Bacaan I: Ibr. 4: 1-5. 11
Mrk. 2: 1-12
DULU waktu masih frater novis, saya menjalani probasi (percobaan) menjadi buruh pabrik Tekstil APdi Tangerang. Dalam menjalani probasi itu, saya bekerja di gudang kain jadi. Setiap hari selama 2 bulan saya menjalani kegiatan sebagaimana buruh-buruh yang lain.
Pengalaman yang paling menarik adalah rasa persaudaraan yang luar biasa di antara para buruh. Meski saya orang baru dan tidak punya pengalaman dan yang paling utama tidak mempunyai tenaga sekuat mereka, saya tetap diterima mereka dengan baik.
Tiap kali istirahat saya mendengarkan cerita-cerita pengalaman mereka. Bahkan salah satu buruh yang paling senior sering memberi nasihat yang amat baik. Nasihat-nasihat itu bersumber dari pengalaman hidupnya.
Teman itu bercerita: “Wan, saya anak ketiga dari 5 bersaudara. Orangtua saya, dua-duanya guru dan mempunyai sawah yang luas di kampung sana. Keempat saudara saya semua sarjana, 2 jadi dokter, 1 kerja di bank dan 1 jadi dosen, sedang saya hanya lulus SMP. Kalau saya mengingat pengalaman masa lalu saya, sering saya menyesal, seandainya saya dulu nurut orangtua, mungkin saya juga sudah jadi sarjana.

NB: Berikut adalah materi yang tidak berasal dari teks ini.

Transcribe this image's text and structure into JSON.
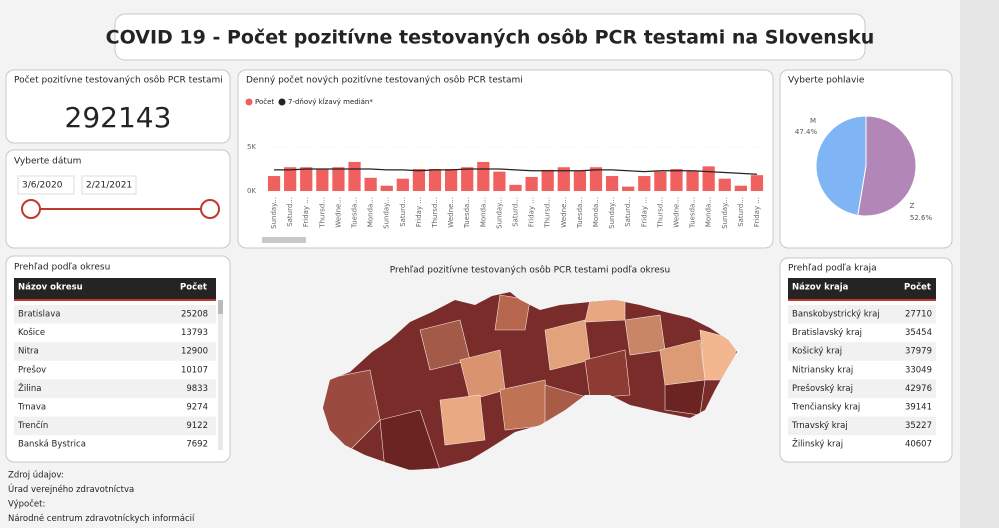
{
  "header": {
    "title": "COVID 19 - Počet pozitívne testovaných osôb PCR testami na Slovensku"
  },
  "card": {
    "title": "Počet pozitívne testovaných osôb PCR testami",
    "value": "292143"
  },
  "date_slicer": {
    "title": "Vyberte dátum",
    "start": "3/6/2020",
    "end": "2/21/2021"
  },
  "chart_data": [
    {
      "type": "bar",
      "title": "Denný počet nových pozitívne testovaných osôb PCR testami",
      "categories": [
        "Sunday...",
        "Saturd...",
        "Friday ...",
        "Thursd...",
        "Wedne...",
        "Tuesda...",
        "Monda...",
        "Sunday...",
        "Saturd...",
        "Friday ...",
        "Thursd...",
        "Wedne...",
        "Tuesda...",
        "Monda...",
        "Sunday...",
        "Saturd...",
        "Friday ...",
        "Thursd...",
        "Wedne...",
        "Tuesda...",
        "Monda...",
        "Sunday...",
        "Saturd...",
        "Friday ...",
        "Thursd...",
        "Wedne...",
        "Tuesda...",
        "Monda...",
        "Sunday...",
        "Saturd...",
        "Friday ..."
      ],
      "series": [
        {
          "name": "Počet",
          "color": "#f0605f",
          "values": [
            1700,
            2700,
            2700,
            2500,
            2700,
            3300,
            1500,
            600,
            1400,
            2500,
            2500,
            2500,
            2700,
            3300,
            2200,
            700,
            1600,
            2400,
            2700,
            2300,
            2700,
            1700,
            500,
            1700,
            2200,
            2500,
            2300,
            2800,
            1400,
            600,
            1800
          ]
        },
        {
          "name": "7-dňový kĺzavý medián*",
          "color": "#252423",
          "type": "line",
          "values": [
            2400,
            2400,
            2500,
            2500,
            2500,
            2500,
            2500,
            2400,
            2400,
            2300,
            2400,
            2400,
            2500,
            2500,
            2500,
            2400,
            2300,
            2300,
            2300,
            2300,
            2400,
            2400,
            2300,
            2200,
            2300,
            2300,
            2300,
            2200,
            2100,
            2000,
            1900
          ]
        }
      ],
      "ylim": [
        0,
        5000
      ],
      "yticks": [
        {
          "value": 0,
          "label": "0K"
        },
        {
          "value": 5000,
          "label": "5K"
        }
      ]
    },
    {
      "type": "pie",
      "title": "Vyberte pohlavie",
      "categories": [
        "M",
        "Z"
      ],
      "values": [
        47.4,
        52.6
      ],
      "value_labels": [
        "47.4%",
        "52.6%"
      ],
      "colors": [
        "#7fb5f5",
        "#b286b6"
      ]
    }
  ],
  "district_table": {
    "title": "Prehľad podľa okresu",
    "columns": [
      "Názov okresu",
      "Počet"
    ],
    "rows": [
      [
        "Bratislava",
        "25208"
      ],
      [
        "Košice",
        "13793"
      ],
      [
        "Nitra",
        "12900"
      ],
      [
        "Prešov",
        "10107"
      ],
      [
        "Žilina",
        "9833"
      ],
      [
        "Trnava",
        "9274"
      ],
      [
        "Trenčín",
        "9122"
      ],
      [
        "Banská Bystrica",
        "7692"
      ]
    ]
  },
  "map": {
    "title": "Prehľad pozitívne testovaných osôb PCR testami podľa okresu"
  },
  "region_table": {
    "title": "Prehľad podľa kraja",
    "columns": [
      "Názov kraja",
      "Počet"
    ],
    "rows": [
      [
        "Banskobystrický kraj",
        "27710"
      ],
      [
        "Bratislavský kraj",
        "35454"
      ],
      [
        "Košický kraj",
        "37979"
      ],
      [
        "Nitriansky kraj",
        "33049"
      ],
      [
        "Prešovský kraj",
        "42976"
      ],
      [
        "Trenčiansky kraj",
        "39141"
      ],
      [
        "Trnavský kraj",
        "35227"
      ],
      [
        "Žilinský kraj",
        "40607"
      ]
    ]
  },
  "footer": [
    "Zdroj údajov:",
    "Úrad verejného zdravotníctva",
    "Výpočet:",
    "Národné centrum zdravotníckych informácií"
  ]
}
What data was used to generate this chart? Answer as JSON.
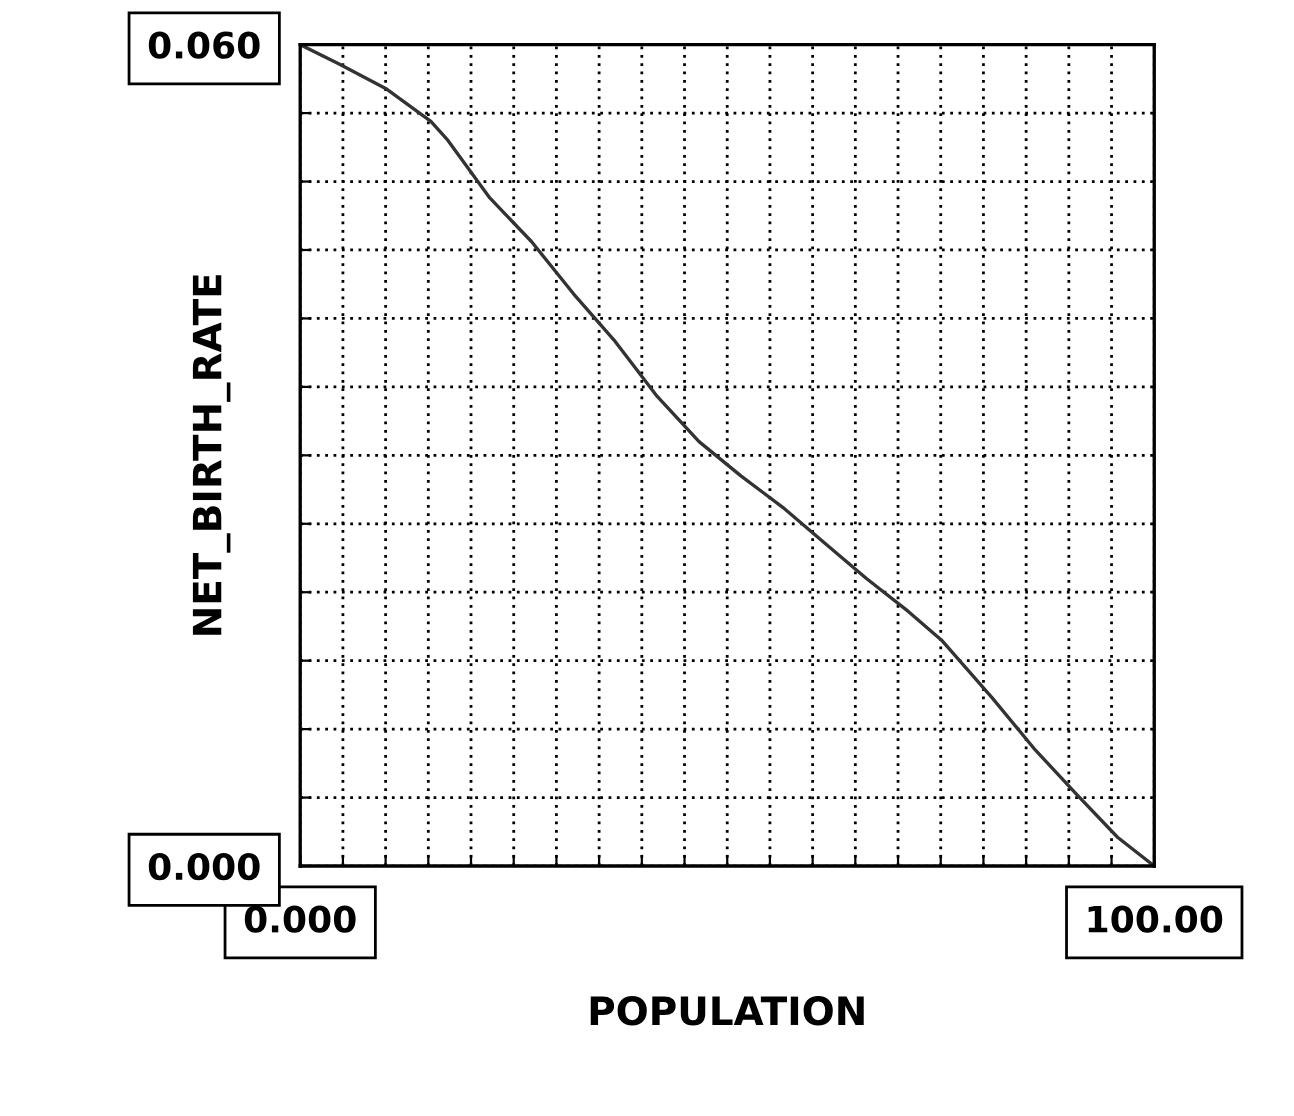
{
  "chart_data": {
    "type": "line",
    "xlabel": "POPULATION",
    "ylabel": "NET_BIRTH_RATE",
    "xlim": [
      0,
      100
    ],
    "ylim": [
      0,
      0.06
    ],
    "xticks": [
      {
        "value": 0,
        "label": "0.000"
      },
      {
        "value": 5,
        "label": null
      },
      {
        "value": 10,
        "label": null
      },
      {
        "value": 15,
        "label": null
      },
      {
        "value": 20,
        "label": null
      },
      {
        "value": 25,
        "label": null
      },
      {
        "value": 30,
        "label": null
      },
      {
        "value": 35,
        "label": null
      },
      {
        "value": 40,
        "label": null
      },
      {
        "value": 45,
        "label": null
      },
      {
        "value": 50,
        "label": null
      },
      {
        "value": 55,
        "label": null
      },
      {
        "value": 60,
        "label": null
      },
      {
        "value": 65,
        "label": null
      },
      {
        "value": 70,
        "label": null
      },
      {
        "value": 75,
        "label": null
      },
      {
        "value": 80,
        "label": null
      },
      {
        "value": 85,
        "label": null
      },
      {
        "value": 90,
        "label": null
      },
      {
        "value": 95,
        "label": null
      },
      {
        "value": 100,
        "label": "100.00"
      }
    ],
    "yticks": [
      {
        "value": 0,
        "label": "0.000"
      },
      {
        "value": 0.005,
        "label": null
      },
      {
        "value": 0.01,
        "label": null
      },
      {
        "value": 0.015,
        "label": null
      },
      {
        "value": 0.02,
        "label": null
      },
      {
        "value": 0.025,
        "label": null
      },
      {
        "value": 0.03,
        "label": null
      },
      {
        "value": 0.035,
        "label": null
      },
      {
        "value": 0.04,
        "label": null
      },
      {
        "value": 0.045,
        "label": null
      },
      {
        "value": 0.05,
        "label": null
      },
      {
        "value": 0.055,
        "label": null
      },
      {
        "value": 0.06,
        "label": "0.060"
      }
    ],
    "grid": true,
    "marker": "none",
    "line_style": "solid",
    "series": [
      {
        "color": "#333333",
        "x": [
          0,
          4.5,
          10,
          15.3,
          17.3,
          22.2,
          27.1,
          32,
          36.9,
          41.8,
          46.7,
          51.6,
          56.5,
          61.4,
          66.3,
          71.2,
          75.1,
          81,
          85.9,
          90.8,
          95.7,
          100
        ],
        "values": [
          0.06,
          0.0586,
          0.0568,
          0.0544,
          0.053,
          0.0488,
          0.0456,
          0.0418,
          0.0383,
          0.0343,
          0.031,
          0.0285,
          0.0262,
          0.0236,
          0.021,
          0.0186,
          0.0165,
          0.0123,
          0.0086,
          0.0053,
          0.0021,
          0
        ]
      }
    ]
  }
}
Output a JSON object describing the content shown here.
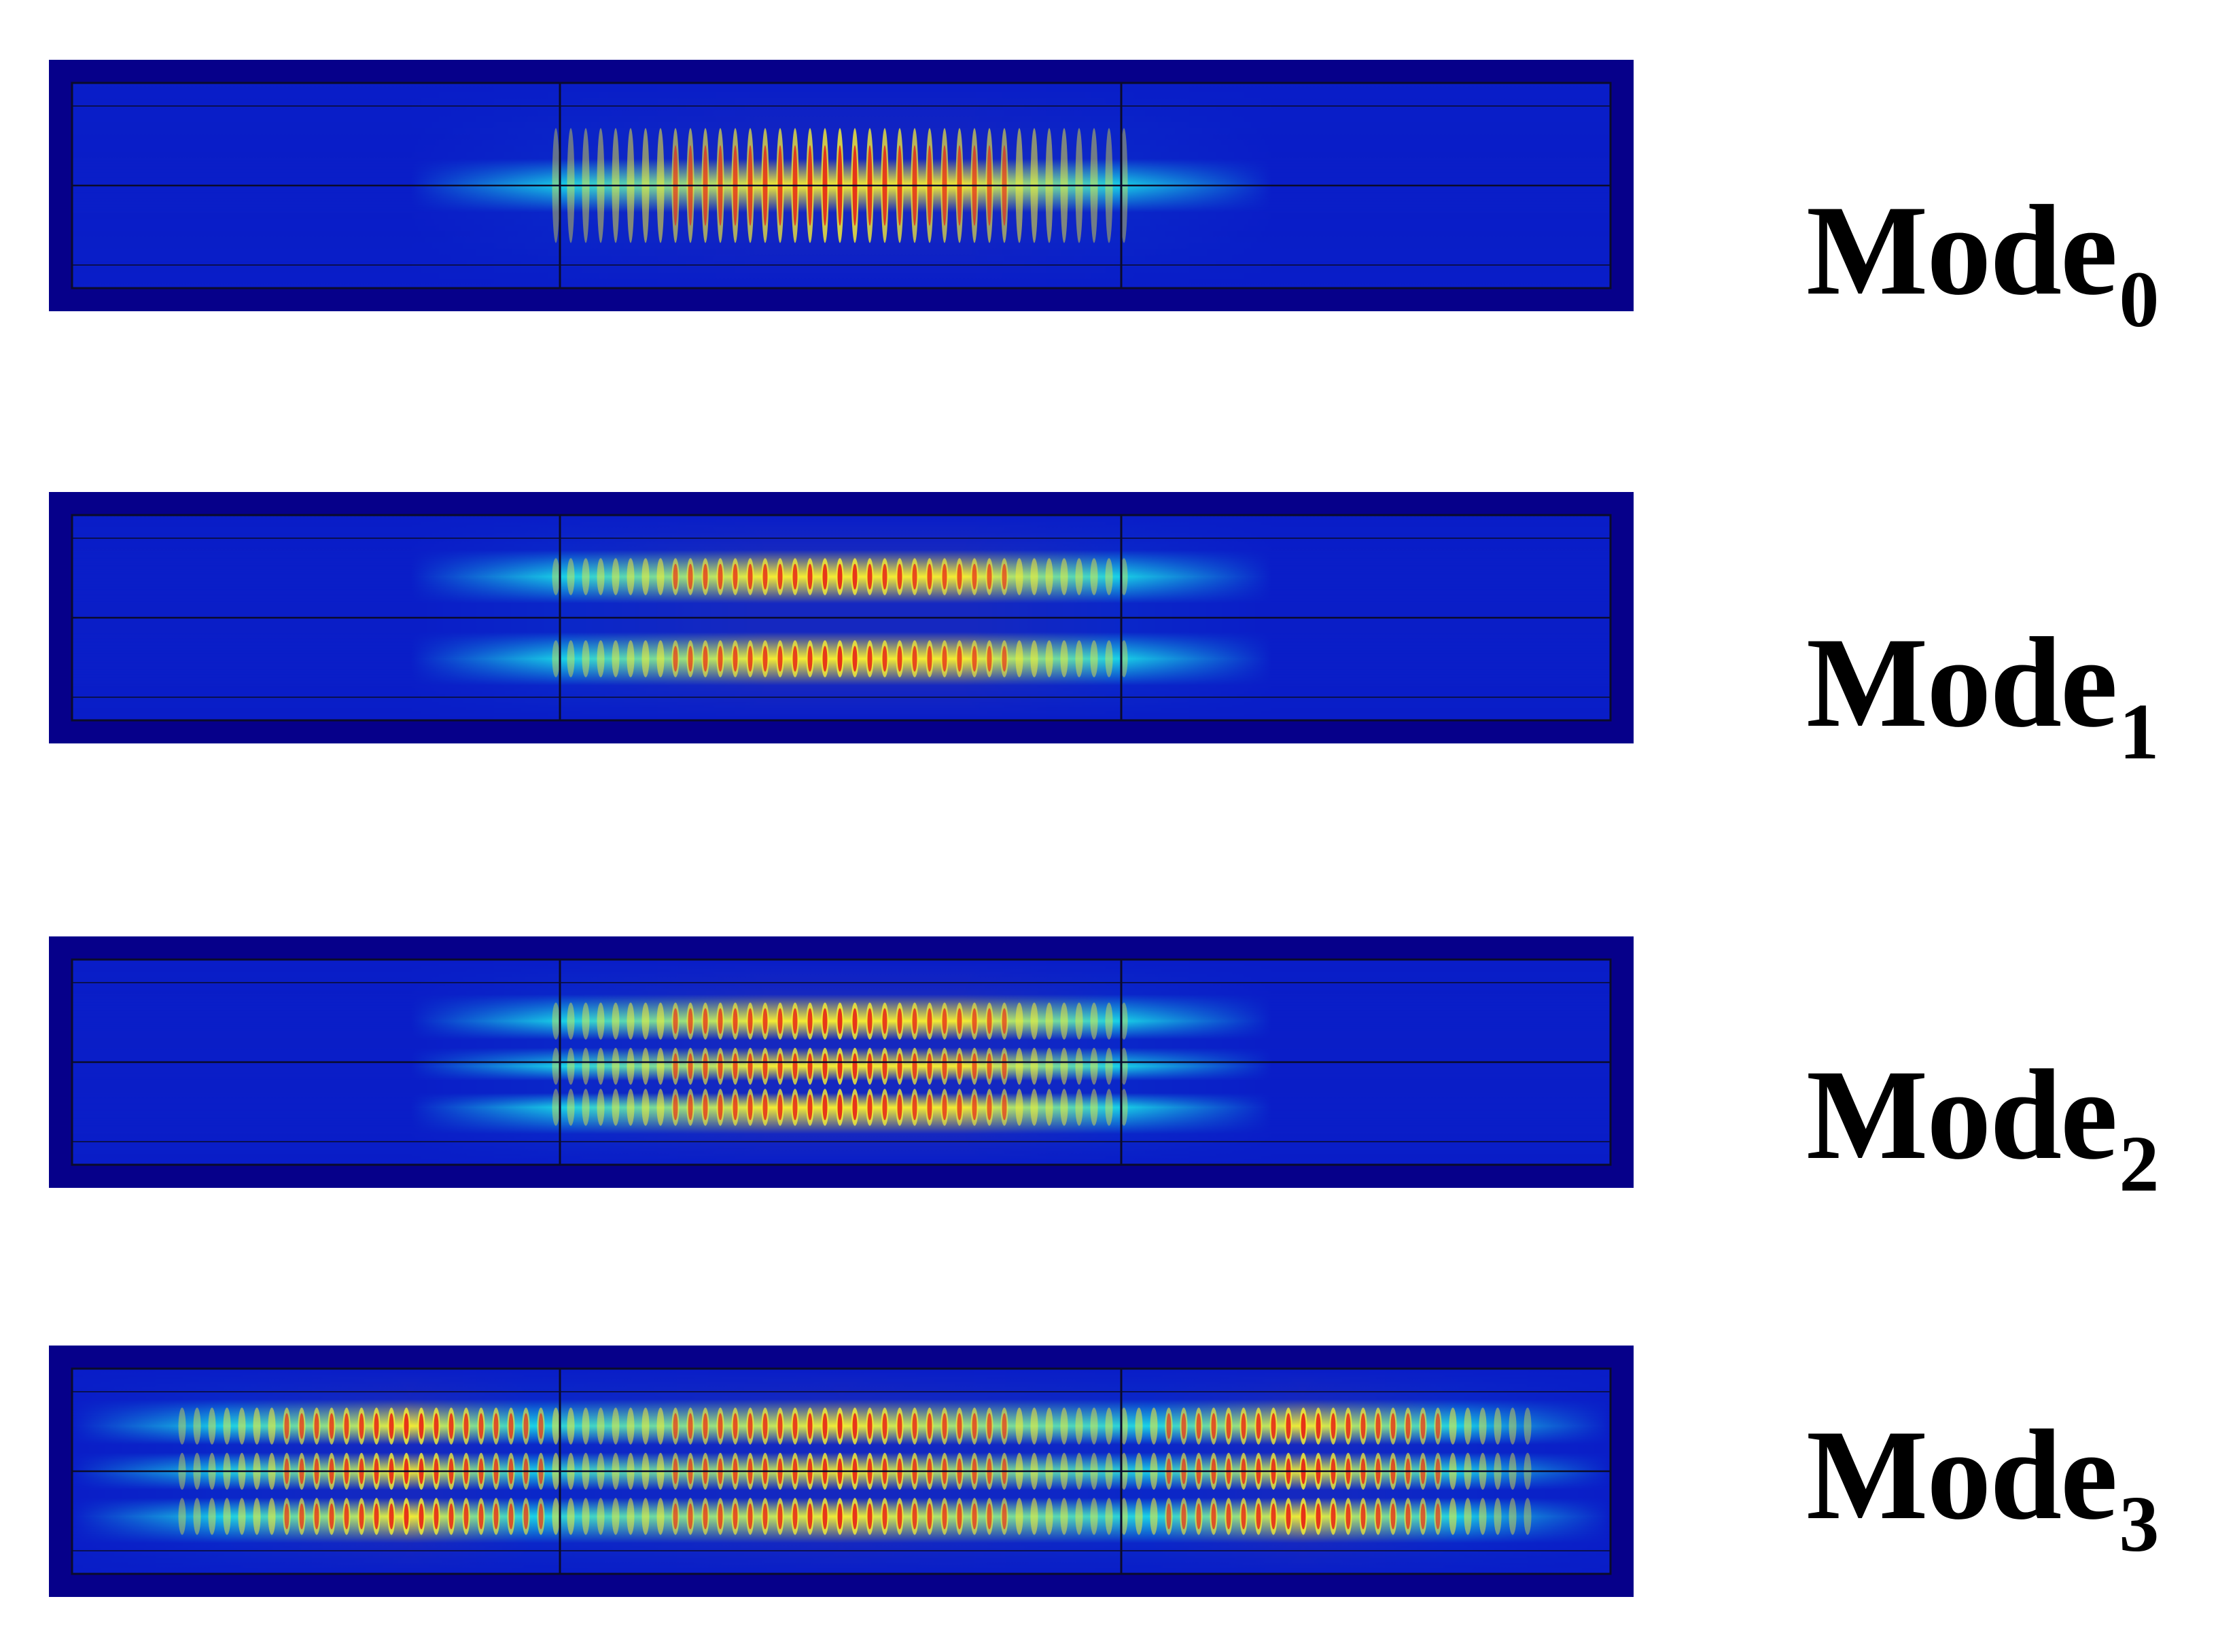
{
  "colors": {
    "background": "#ffffff",
    "frame": "#06008a",
    "field_low": "#0a1ec8",
    "field_mid": "#19d2e6",
    "field_high": "#f5ec32",
    "field_peak": "#e61e14",
    "section_line": "#0b0b2a"
  },
  "modes": [
    {
      "label": "Mode",
      "subscript": "0",
      "pattern": "center-dominant"
    },
    {
      "label": "Mode",
      "subscript": "1",
      "pattern": "two-lobe"
    },
    {
      "label": "Mode",
      "subscript": "2",
      "pattern": "three-lobe"
    },
    {
      "label": "Mode",
      "subscript": "3",
      "pattern": "distributed"
    }
  ]
}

Wan, setelah lulus SMP, saya tidak mau sekolah lagi. Saya mau ikut teman-teman kerja di Jakarta. Saya lihat teman-teman saya yang kerja di Jakarta, kalau pulang kampung banyak uang, dan pakaiannya bagus-bagus. Maka saya ingin seperti mereka.
Orangtua dan saudara-saudara saya marah, melarang saya pergi, tetapi saya tidak pernah mau mendengarkan. Saya hanya mendengarkan teman-teman saya yang mau berangkat ke Jakarta. Siapa pun yang memberi tahu dan bahkan menunjukkan bukti-bukti bahwa sekolah itu amat penting, tidak pernah bunyi untuk saya. Orangtua melarang dengan keras, semakin saya dilarang semakin saya yakin untuk pergi.
Akhirnya saya nekat pergi ke Jakarta.
Wan, kalau saya mengingat masa itu, saya juga heran, kenapa nasihat semua orang itu tidak ada yang saya dengarkan. Saya heran kenapa saya seperti orang yang tuli. Saya sekarang menyesal, sudah bikin malu orangtua dan saudara-saudara saya. Tetapi yang lebih penting adalah hidupku sekarang ini ya… hanya bisa jadi buruh.
Maka Wan, kamu meski sekarang kerja, usahakan kalau sore kamu kuliah, biar kamu tidak selamanya jadi buruh seperti saya.”
Saya terharu mendengarkan kisah teman itu. Ketegaran hati yang membuat tidak mau mendengarkan nasihat apa pun, selain apa yang dia mau menghasilkan penyesalan panjang.
Saya bisa membayangkan bagaimana ketika lebaran kumpul keluarga di mana semua saudaranya sukses sementara dirinya seperti itu.
Sebagaimana sabda Tuhan hari ini sejauh diwartakan dalam surat kepada orang Ibrani, pewartaan apa pun tidak berguna dan tidak bunyi bagi mereka yang tegar hati karena tidak beriman.
“Sabda pemberitaan itu tidak berguna bagi mereka, karena tidak bertumbuh seiring dengan pertumbuhan mereka, sebab mereka tidak beriman.”
Bagaimana dengan aku?
Adakah aku mudah mendengarkan sabda-Nya?